Am Mittwoch war ein Basejumper mit einem Fallschirm vom Rohbau des Zoofensters am Hardenbergplatz gesprungen und hatte sich dabei lebensgefährlich verletzt. Der 30-Jährige, der offenbar ein Marinesoldat der Bundeswehr auf der Fregatte „Brandenburg“ ist und erst kürzlich nach Berlin gezogen war, wurde am Donnerstag in ein künstliches Koma versetzt und schwebt weiter in Lebensgefahr.
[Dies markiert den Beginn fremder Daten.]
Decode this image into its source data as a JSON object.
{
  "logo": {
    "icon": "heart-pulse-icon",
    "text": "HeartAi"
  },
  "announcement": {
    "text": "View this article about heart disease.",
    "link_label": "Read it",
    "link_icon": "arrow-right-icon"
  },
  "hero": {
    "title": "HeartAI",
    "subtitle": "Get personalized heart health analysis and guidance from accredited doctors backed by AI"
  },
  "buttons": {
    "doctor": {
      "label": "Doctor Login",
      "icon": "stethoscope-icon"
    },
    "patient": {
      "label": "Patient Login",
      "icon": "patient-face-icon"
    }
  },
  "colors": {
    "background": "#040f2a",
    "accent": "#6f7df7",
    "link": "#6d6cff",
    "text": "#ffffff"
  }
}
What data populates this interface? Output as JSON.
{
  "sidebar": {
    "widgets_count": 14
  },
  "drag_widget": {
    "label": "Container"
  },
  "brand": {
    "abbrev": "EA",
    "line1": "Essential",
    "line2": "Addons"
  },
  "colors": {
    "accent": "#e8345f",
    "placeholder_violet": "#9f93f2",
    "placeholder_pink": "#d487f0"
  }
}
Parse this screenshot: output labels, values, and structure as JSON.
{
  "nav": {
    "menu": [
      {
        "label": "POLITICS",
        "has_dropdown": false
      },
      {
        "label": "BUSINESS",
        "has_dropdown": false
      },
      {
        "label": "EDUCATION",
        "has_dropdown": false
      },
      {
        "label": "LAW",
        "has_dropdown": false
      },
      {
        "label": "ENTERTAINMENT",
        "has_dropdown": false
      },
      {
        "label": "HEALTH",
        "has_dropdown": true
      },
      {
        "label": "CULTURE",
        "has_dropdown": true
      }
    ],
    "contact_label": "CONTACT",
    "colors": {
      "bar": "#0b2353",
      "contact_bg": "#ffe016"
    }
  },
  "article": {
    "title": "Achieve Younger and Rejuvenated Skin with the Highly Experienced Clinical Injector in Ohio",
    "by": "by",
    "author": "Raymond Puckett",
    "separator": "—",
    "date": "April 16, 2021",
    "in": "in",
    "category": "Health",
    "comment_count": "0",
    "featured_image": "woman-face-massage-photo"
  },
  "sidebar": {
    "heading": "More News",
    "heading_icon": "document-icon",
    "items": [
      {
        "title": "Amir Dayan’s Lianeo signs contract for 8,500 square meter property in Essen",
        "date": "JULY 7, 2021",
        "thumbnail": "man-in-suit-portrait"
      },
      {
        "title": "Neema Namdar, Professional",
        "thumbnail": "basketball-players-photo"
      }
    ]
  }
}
Nach Aussage der Polizei sind Aktionen wie der Sprung aus 118 Meter Höhe aber eher die Ausnahme. „Eine Großstadt wie Berlin bietet zwar viele Möglichkeiten“, sagte ein Polizeisprecher, „die Gefahr, erwischt zu werden, ist aber umso höher.“

Eine hohe Polizeidichte und rund um die Uhr viele Menschen auf den Straßen halten Adrenalinsüchtige dennoch auch in Berlin nicht davon ab, sich in Gefahr zu begeben. Im Gegenteil ist die Gesetzeswidrigkeit meist Teil des Reizes. Neben den Basejumpern, die mit Fallschirmen von festen Objekten wie Brücken oder Hochhäusern springen, sorgten in den vergangenen Jahren vor allem die sogenannten Traceure oder Parkourläufer für Aufsehen. Sie bewegen sich auf einer Art urbanem Hindernislauf kletternd und springend fort, immer auf der Suche nach dem kürzesten und effizientesten Weg durch die Stadt. Dabei überwinden sie auch Häuser und Hochhausschluchten. Für den aus den Pariser Vororten kommenden Trendsport bedarf es ebenso einer Genehmigung wie für das Basejumping.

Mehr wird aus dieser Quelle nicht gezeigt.